The resulting 43-minute film, “Thy Kingdom Come,” which will première at the South by Southwest Film Festival in March, includes a few heartwarming tales. Much of what the townspeople tell Bardem, though, is filled with tragedy and hardship. A tearful mother recounts how, while she was napping once on the couch after a grueling nightshift, one of her children accidentally drowned. An emaciated woman battling cancer tells Bardem that her son is the only thing keeping her alive. Another woman tells of being sexually assaulted by men she had considered friends, confiding to Bardem, “I don’t think much of myself, and I never have.”

The title of that piece (“The Americans Who Confessed Their Pain to Javier Bardem”) suggests that whatever else Richards’ film does, it will bring two basic truths about life in America today into focus.
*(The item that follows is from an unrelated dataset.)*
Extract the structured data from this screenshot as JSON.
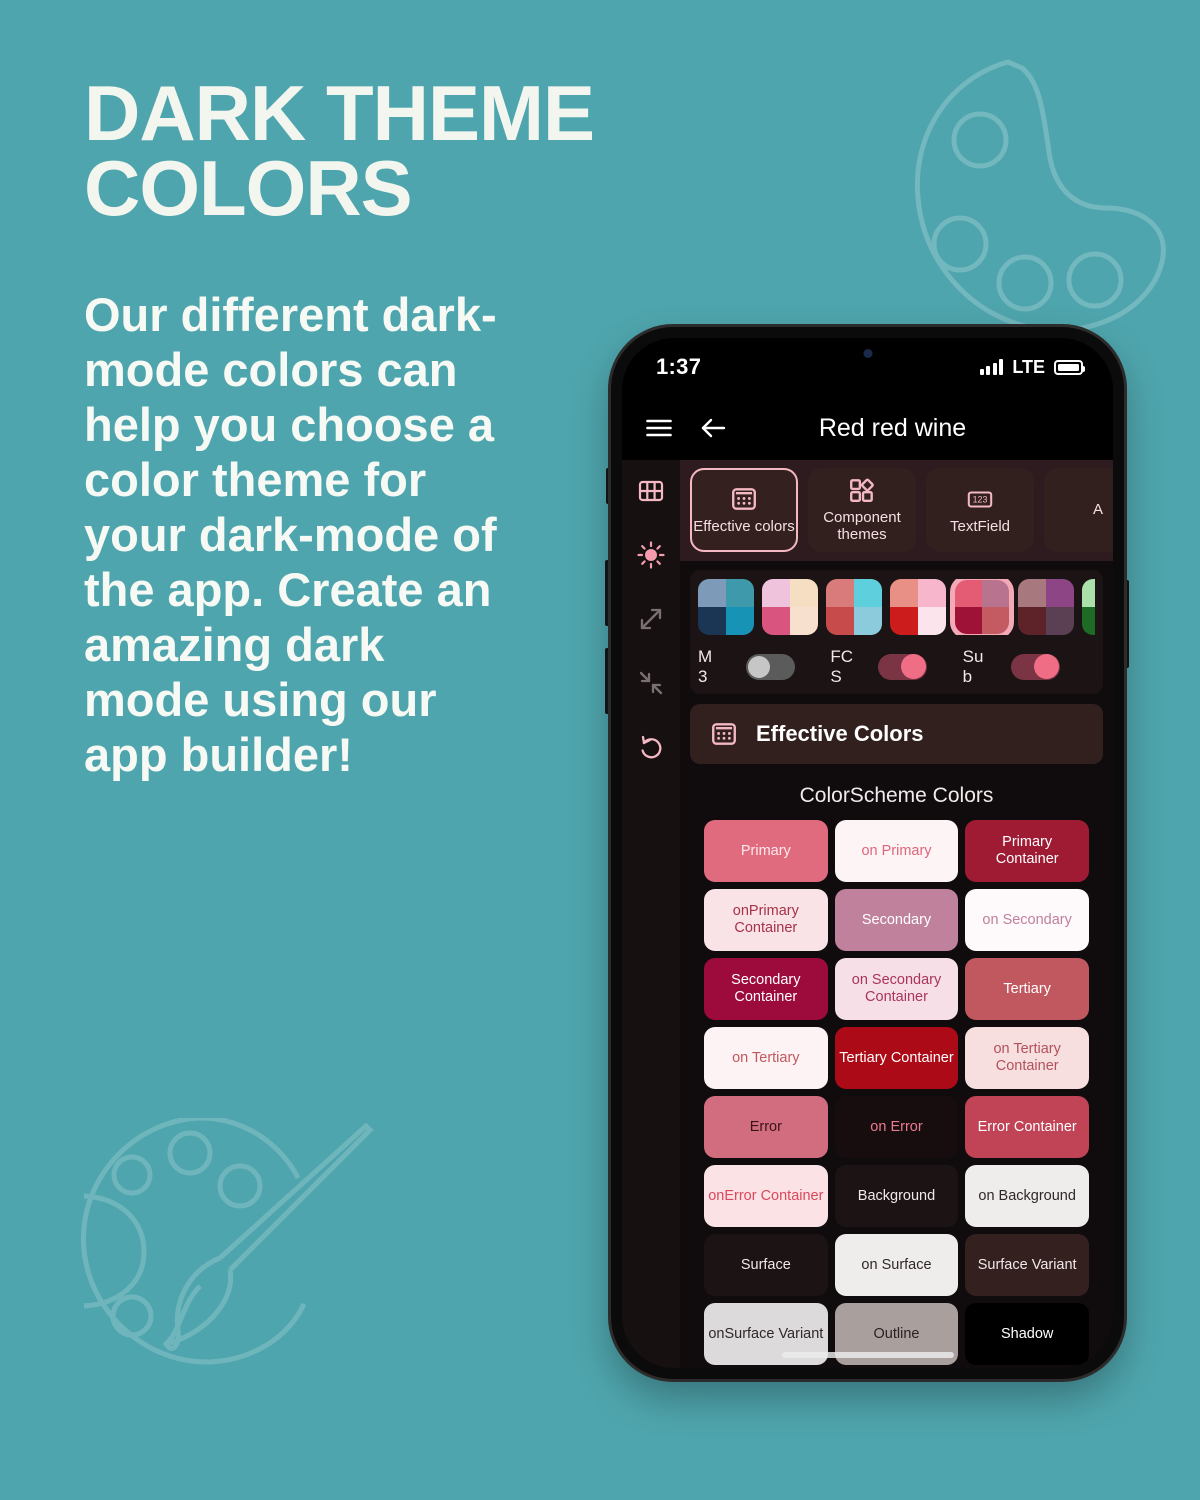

The first is that a lot of people out there—men and women, rich and poor, white and black—are carrying around a whole lot of pain. Modern life boasts a superabundance of technology and entertainment designed to connect and uplift us. Yet the staggering rise in rates of fatal drug overdose and suicide tell a different story: even as we advance by leaps and bounds, people feel increasingly isolated and desperate. Attempts to reduce these trends to politics or economics will always be inadequate; the malady goes deeper, down into the suffering of the spirit, so much of which is the suffering of sin. Without the experience of forgiveness—not only of other people, but of oneself—all of that suffering is just dead weight that will only get heavier.

The second truth is that it doesn’t have to be that way: there are ministers willing to hear their confessions. The New Yorker goes on to note that these shipwrecked souls in Oklahoma didn’t care that Bardem was an actor and not an actual priest. All they knew was that he was there to listen and to lift their burdens—and they confessed.
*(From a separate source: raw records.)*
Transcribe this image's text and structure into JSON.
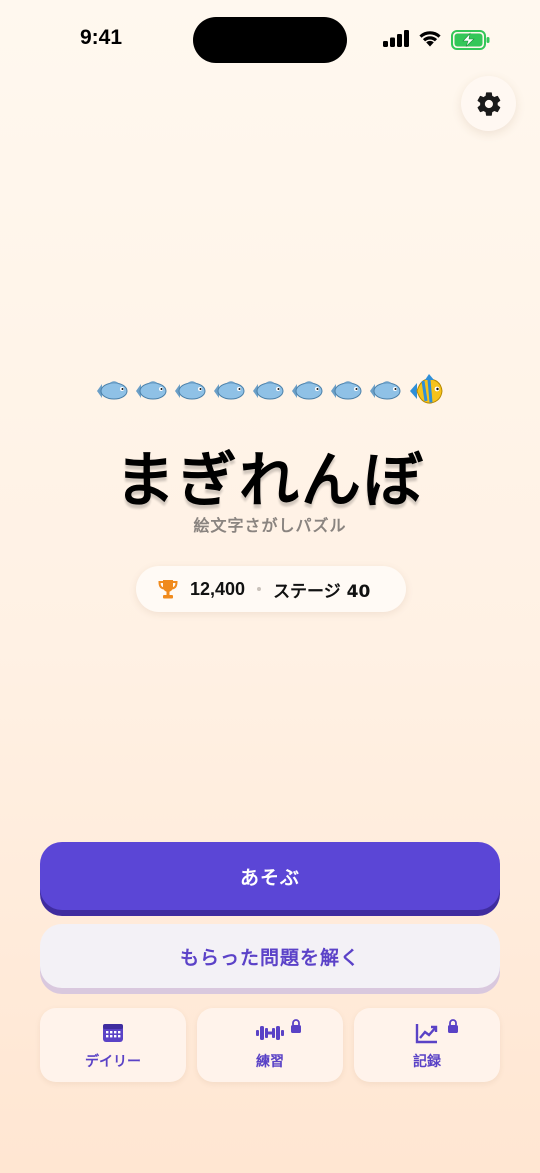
{
  "status_bar": {
    "time": "9:41"
  },
  "icons": {
    "settings": "gear-icon",
    "trophy": "trophy-icon",
    "daily": "calendar-icon",
    "practice": "dumbbell-icon",
    "records": "chart-up-icon",
    "lock": "lock-icon",
    "emoji_row": [
      "fish",
      "fish",
      "fish",
      "fish",
      "fish",
      "fish",
      "fish",
      "fish",
      "tropical-fish"
    ]
  },
  "hero": {
    "title": "まぎれんぼ",
    "subtitle": "絵文字さがしパズル"
  },
  "stats": {
    "score": "12,400",
    "stage": "ステージ 40"
  },
  "actions": {
    "play_label": "あそぶ",
    "solve_label": "もらった問題を解く"
  },
  "tiles": [
    {
      "label": "デイリー",
      "locked": false
    },
    {
      "label": "練習",
      "locked": true
    },
    {
      "label": "記録",
      "locked": true
    }
  ],
  "colors": {
    "primary": "#5b46d6",
    "primary_shadow": "#3f2c9f",
    "secondary_text": "#5b42c8",
    "trophy": "#f08a1c",
    "battery": "#34c759"
  }
}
To be clear, it doesn’t sound like the film will portray the Catholic sacrament of confession. One interviewer points out that what makes these scenes “so especially wrenching” is that there is no discussion of sin, absolution, or prayer—only a revelation of the past and a longing for a “future story.” At the same time, Bardem learned about “the nature of confession” for the role (and Malick apparently looked to photos of a “hands-on” Mother Teresa for inspiration), and the structure and elements of the sacrament of confession— an aching heart, a listening priest, and words of healing—will no doubt be reflected in these

.

For many outside of the Church, confession remains a bewildering practice, one that seemingly places a mere mortal between a sinner and God’s love. Even within the Church, enthusiasm for the sacrament has dropped off considerably in recent decades. A 2008 study from Georgetown University asked Catholics how often they went to confession, and 45 percent answered “never.” And that was ten years ago.
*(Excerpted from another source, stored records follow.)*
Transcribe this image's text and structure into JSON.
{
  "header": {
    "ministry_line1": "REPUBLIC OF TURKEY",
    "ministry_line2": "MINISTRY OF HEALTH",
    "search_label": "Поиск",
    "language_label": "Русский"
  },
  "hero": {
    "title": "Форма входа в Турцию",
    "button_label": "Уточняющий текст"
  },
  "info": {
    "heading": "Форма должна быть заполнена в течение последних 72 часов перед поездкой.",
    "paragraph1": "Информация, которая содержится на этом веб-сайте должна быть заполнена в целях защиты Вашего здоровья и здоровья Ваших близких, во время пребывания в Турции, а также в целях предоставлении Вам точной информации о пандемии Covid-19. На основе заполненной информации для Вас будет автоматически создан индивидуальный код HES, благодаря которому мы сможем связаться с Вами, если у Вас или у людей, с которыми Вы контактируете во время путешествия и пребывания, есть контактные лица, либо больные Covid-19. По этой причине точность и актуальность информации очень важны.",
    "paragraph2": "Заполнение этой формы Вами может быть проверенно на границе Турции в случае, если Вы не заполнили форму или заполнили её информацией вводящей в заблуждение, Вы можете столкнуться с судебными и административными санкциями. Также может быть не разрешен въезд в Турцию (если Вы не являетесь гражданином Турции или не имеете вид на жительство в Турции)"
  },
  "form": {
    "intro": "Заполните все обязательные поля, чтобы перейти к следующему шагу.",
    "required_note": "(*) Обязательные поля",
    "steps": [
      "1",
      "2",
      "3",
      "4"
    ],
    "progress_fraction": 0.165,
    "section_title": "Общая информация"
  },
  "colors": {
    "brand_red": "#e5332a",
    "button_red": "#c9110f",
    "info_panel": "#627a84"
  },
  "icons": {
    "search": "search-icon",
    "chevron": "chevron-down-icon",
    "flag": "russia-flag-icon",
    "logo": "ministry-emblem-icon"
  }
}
But the sacrament is neither so arcane as to not be portrayable, nor so mundane as to not be worth portraying. Instead, what it offers is a concrete step toward a person’s “future story.” In confession, a contrite person hears words of divine forgiveness in a human voice, does penance, and resolves to amend their life. And that’s it. The Church is often lampooned—especially by lapsed Catholics—as revolving around guilt. The irony is that it’s the world that carries the heavy load of guilt and sorrow; the Church, through this sacrament, instead offers a fountain of mercy, healing, and encouragement. “Come to me, all you who labor and are burdened, and I will give you rest.”

That is yet another story waiting to be told. In the meantime, hopefully Thy Kingdom Come will serve as a small but powerful reminder that the Church is always there, ready not only to listen, but to take the weight.